English language requirements: The minimum English language entry requirement for research postgraduate research study is an IELTS of 6.0 overall with at least 5.5 in each component (reading, writing, listening and speaking) or equivalent (e.g. TOEFL, PTE etc.). The test must be dated within two years of the start date of the course in order to be valid.

References:

1. R. S. Dawber, D. Gimenez, M. Batchelor, J. A. Miles, M. H. Wright, R. Bayliss and A. J. Wilson, ChemBioChem, 2024, 25, e202300649.

2. E. E. Cawood, E. Baker, T. A. Edwards, D. N. Woolfson, T. K. Karamanos and A. J. Wilson, Chem. Sci., 2024, DOI: 10.1039/D4SC02240H.

3. F. Hóbor, Z. Hegedüs, A. A. Ibarra, V. L. Petrovicz, G. J. Bartlett, R. B. Sessions, A. J. Wilson and T. A. Edwards, RSC. Chem. Biol., 2022, 3, 592-603.

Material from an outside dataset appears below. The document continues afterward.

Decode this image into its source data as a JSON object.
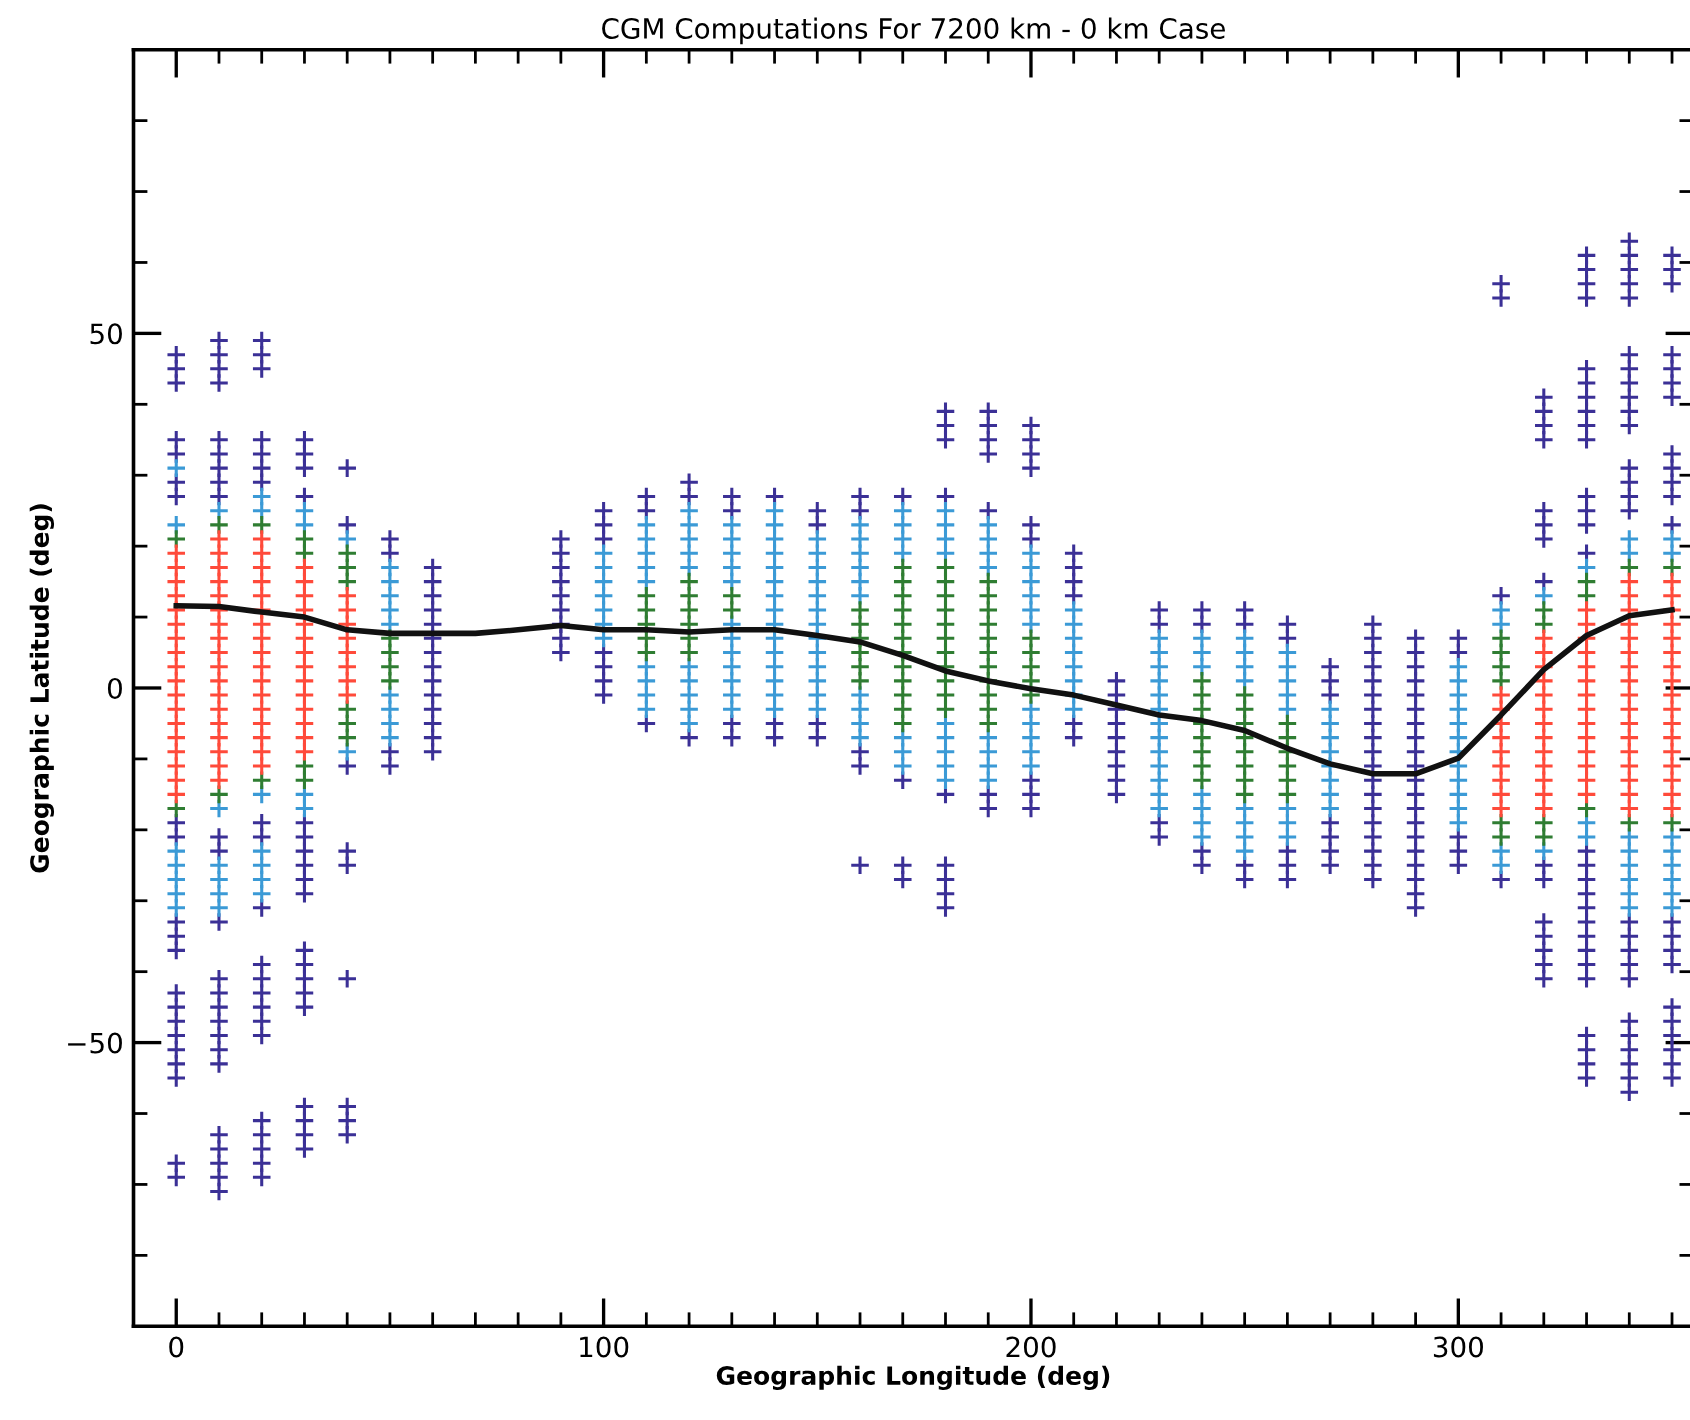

4. J. Abellón-Ruiz, S. S. Kaptan, A. Baslé, B. Claudi, D. Bumann, U. Kleinekathöfer and B. van den Berg, Nature Microbiology, 2017, 2, 1616-1623.

5. P. Wotherspoon, H. Johnston, D. J. Hardy, R. Holyfield, S. Bui, G. Ratkeviciute, P. Sridhar, J. Colburn, C. B. Wilson, A. Colyer, B. F. Cooper, J. A. Bryant, G. W. Hughes, P. J. Stansfeld, J. R. C. Bergeron and T. J. Knowles, Nat. Commun., 2024, 15, 6394.

6. J. E. Horne, M. Walko, A. N. Calabrese, M. A. Levenstein, D. J. Brockwell, N. Kapur, A. J. Wilson and S. E. Radford, Angew. Chem. Int. Ed., 2018, 57, 16688-16692.